Les vrais disciples de Jésus sont en effet un signe de contradiction: «Si vous étiez du monde, le monde aimerait ce qui est sien, mais parce que vous n'êtes pas du monde (...) le monde vous hait. S'ils m'ont persécuté, ils vous persécuteront aussi»(Jn 16, 18-20).
Puis Jésus indiqua à ses disciples cette béatitude: «Heureux êtes-vous quand les hommes vous haïssent, et quand ils vous mettent au ban, et vous insultent et qu'on rejettera votre nom comme infâme, à cause du Fils de l'homme.

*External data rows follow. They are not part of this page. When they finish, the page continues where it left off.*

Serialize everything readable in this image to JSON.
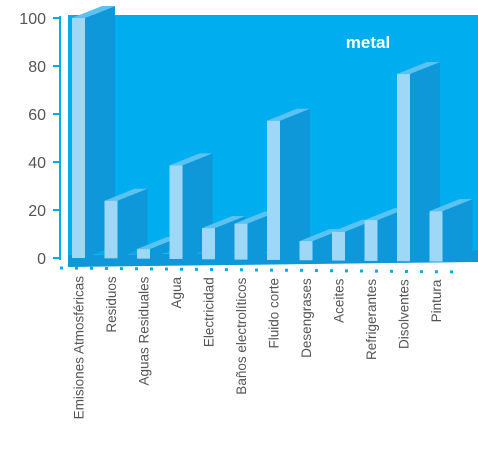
{
  "chart_data": {
    "type": "bar",
    "title": "metal",
    "categories": [
      "Emisiones Atmosféricas",
      "Residuos",
      "Aguas Residuales",
      "Agua",
      "Electricidad",
      "Baños electrolíticos",
      "Fluido corte",
      "Desengrases",
      "Aceites",
      "Refrigerantes",
      "Disolventes",
      "Pintura"
    ],
    "values": [
      100,
      24,
      4,
      39,
      13,
      15,
      58,
      8,
      12,
      17,
      78,
      21
    ],
    "ylim": [
      0,
      100
    ],
    "yticks": [
      "0",
      "20",
      "40",
      "60",
      "80",
      "100"
    ],
    "xlabel": "",
    "ylabel": "",
    "colors": {
      "background": "#00AEEF",
      "bar_front": "#9ED8F6",
      "bar_side": "#0E97D9",
      "bar_top": "#5BC2F0",
      "axis": "#00AEEF",
      "text": "#555555",
      "title": "#ffffff"
    }
  }
}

Réjouissez-vous ce jour-là et exultez, car voici que votre récompense sera grande dans les cieux »( Luc 6,20 à 23 ).

Une chose est certaine, Martini a toujours été porté en triomphe par les médias du monde entier depuis des décennies, et encensé par les plus anti-catholiques et plus hostiles à Jésus-Christ et à son Eglise.
Qu'est-ce à dire?

Vous objectez que cela ne dépend pas de sa volonté? Mais les faits disent que Martini a toujours cherché les applaudissements du monde, a toujours caressé le Pouvoir (celui de la mentalité dominante) dans le sens du poil, celui des modes idéologiques des journaux laïcs, obtenant les applaudissements et les éloges.
Il a été un invité régulier et honoré des salons médiatiques jusqu'à ses derniers jours.

Ou bien il vous semble qu'il a refusé l'exaltation instrumentale des médias qui pendant des années l'ont acclamé comme l'antipape, comme l'antithèse de Jean-Paul II puis Benoît XVI?
Pour moi, c'est non. Pourtant, il aurait pu le faire avec des mots fermes et clairs, comme l'a fait don Lorenzo Milani , lorsque la presse progressiste et la gauche intellectuelle et politique disaient: «il est des nôtres».

Lui répondait, indigné: «Mais comment, des vôtres! Je suis un prêtre et c'est tout». Quand ils essayaient de l'utiliser contre l'Église, il leur rétorquait brutalement, «dans quel sens est-ce que je pense comme vous? Mais en quoi?... Cette Église est celle qui possède les sacrements. L'absolution des péchés, ce n'est pas L'Espresso qui me la donne. La communion et la messe, c'est eux qui me les donnent? Ils doivent se rendre compte qu'ils ne sont pas en position de juger et de critiquer ces choses. Ils ne sont pas qualifiés pour juger».
Et encore: «Il m'a fallu 22 ans pour sortir de la classe sociale qui écrit et lit L'Espresso et Il Mondo. Ils doivent me snobber, dire que je suis naïf et démagogue, ne pas m' honorer comme l'un d'eux. Parce que je ne suis pas l'un d'eux... La seule chose qui importe, c'est Dieu...».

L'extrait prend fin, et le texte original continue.